The pass body in tileiras is pinned to three public llvm/llvm-project commits authored by Florian Hahn (fhahn@apple.com, Apple). Each commit landed before the upstream snapshot that cicc statically links. The table records the verbatim hashes, dates, and the strings each commit introduced.
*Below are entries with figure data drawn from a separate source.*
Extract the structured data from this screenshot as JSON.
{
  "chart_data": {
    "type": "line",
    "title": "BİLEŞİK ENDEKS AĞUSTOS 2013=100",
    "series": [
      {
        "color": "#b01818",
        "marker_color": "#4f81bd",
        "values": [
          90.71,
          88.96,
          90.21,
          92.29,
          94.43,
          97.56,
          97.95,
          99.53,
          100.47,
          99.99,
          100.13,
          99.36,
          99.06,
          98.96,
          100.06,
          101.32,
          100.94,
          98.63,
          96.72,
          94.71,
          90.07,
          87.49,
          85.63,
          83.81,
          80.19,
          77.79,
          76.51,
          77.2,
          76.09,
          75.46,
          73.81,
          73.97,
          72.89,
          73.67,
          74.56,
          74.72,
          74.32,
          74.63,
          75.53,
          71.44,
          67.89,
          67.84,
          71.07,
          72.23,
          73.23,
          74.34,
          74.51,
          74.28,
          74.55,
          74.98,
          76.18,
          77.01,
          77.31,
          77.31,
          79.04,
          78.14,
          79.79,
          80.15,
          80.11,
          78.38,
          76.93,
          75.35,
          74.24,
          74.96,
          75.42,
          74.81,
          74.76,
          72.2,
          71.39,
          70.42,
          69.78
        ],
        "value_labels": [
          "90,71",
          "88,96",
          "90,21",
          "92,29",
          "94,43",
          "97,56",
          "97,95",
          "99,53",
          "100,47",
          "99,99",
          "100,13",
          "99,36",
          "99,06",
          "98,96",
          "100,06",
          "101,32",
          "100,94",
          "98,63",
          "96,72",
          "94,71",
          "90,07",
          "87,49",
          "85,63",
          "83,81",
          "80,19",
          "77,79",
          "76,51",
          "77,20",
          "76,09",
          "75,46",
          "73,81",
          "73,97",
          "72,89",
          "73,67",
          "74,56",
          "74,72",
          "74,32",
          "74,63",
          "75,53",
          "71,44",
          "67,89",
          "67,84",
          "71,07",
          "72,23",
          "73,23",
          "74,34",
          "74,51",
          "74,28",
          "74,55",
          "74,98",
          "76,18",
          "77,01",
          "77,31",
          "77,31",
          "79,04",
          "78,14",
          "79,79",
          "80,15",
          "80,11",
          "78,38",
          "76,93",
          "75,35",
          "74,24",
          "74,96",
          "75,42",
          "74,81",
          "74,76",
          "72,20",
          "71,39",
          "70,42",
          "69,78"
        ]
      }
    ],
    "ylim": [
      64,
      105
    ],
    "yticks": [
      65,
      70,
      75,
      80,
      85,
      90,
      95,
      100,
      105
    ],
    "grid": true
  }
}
Commit	Date	Subject	String(s) introduced
`da09b35334ab`	2022-11-28	[Matrix] Optimize matrix transposes around additions	`"mfadd"`, `"mfadd_t"` (Aᵀ+Bᵀ → (A+B)ᵀ rewrite)
`f10153fe9150`	2023-04-21	[Matrix] Handle integer types when distributing transposes across adds	extends the same rewrite to integer FAdd/Add
`0e8717f71198`	2023-05-13	[Matrix] Add shape verification	`verify-matrix-shapes` `cl::opt`, `"Conflicting shapes ("`, `") for "`, `"Matrix shape verification failed, compilation aborted!"`

The first commit added the peephole that splits a pair of transposed operands feeding an FAdd into one FAdd named "mfadd" and one outer transpose named "mfadd_t". The second commit broadened the same rewrite to handle integer Add as well as FAdd, so the same "mfadd" / "mfadd_t" value names are reused on the integer path. The third commit added the VerifyShapeInfo debug pass and its report_fatal_error diagnostic, gated by the hidden cl::opt named verify-matrix-shapes that defaults off in upstream. The cicc snapshot post-dates all three commits, so the strings reach the binary by direct inclusion of the upstream pass, not by patch.

mfadd identity

"mfadd" is not an NVPTX instruction mnemonic, not an LLVM intrinsic ID, and not a target opcode of any kind. It is a literal llvm::Twine Name argument passed to IRBuilder::CreateFAdd (and on the integer path to IRBuilder::CreateAdd) inside the pass's OptimizeTransposes sweep. LLVM uses the Twine to build the SSA value name of the new Instruction, so the rewritten IR carries the prefix %mfadd on the fused FAdd and %mfadd_t on the outer @llvm.matrix.transpose call. Both are ordinary IR values; the pass then re-runs its own lowering on the freshly minted transpose, converting it into the column-by-column scalar/vector form (col.load / vec.start / vec.gep). The transform is a pure target-independent IR peephole: (transpose A) + (transpose B) becomes transpose(A + B), halving the number of materialized transposes when both operands of an FAdd are transposed views of equally shaped matrices.

Pass Pipeline

Read the implementation as five semantic phases, not as a collection of binary entry points:

Phase	Role	User-visible artifacts
Shape verification	Walk the shape map and reject incompatible matrix dimensions when enabled.	`verify-matrix-shapes`, `Conflicting shapes`, fatal shape-verification diagnostic
Transpose optimization	Rewrite `(A^T + B^T)` into `(A + B)^T` for compatible shapes.	`mfadd`, `mfadd_t`, `NumExposedTransposes`
Pass setup and accounting	Register and update matrix-lowering statistics.	`matrix-lowered`, `NumStores`, `NumLoads`, `NumComputeOps`, `NumFPOps`
Top-level driver	Sequence verification, transpose optimization, optional dumps, and final lowering.	`matrix-print-after-transpose-opt`
Column-major lowering	Replace matrix intrinsics with loads, GEPs, shuffles, and arithmetic.	`col.load`, `vec.start`, `vec.gep`, `result.vec.`

No matrix-shaped intrinsic remains by the time control returns to the pass manager. NVPTX instruction selection sees ordinary IR: loads, address arithmetic, fmul/fadd or integer arithmetic, vector shuffles, and stores.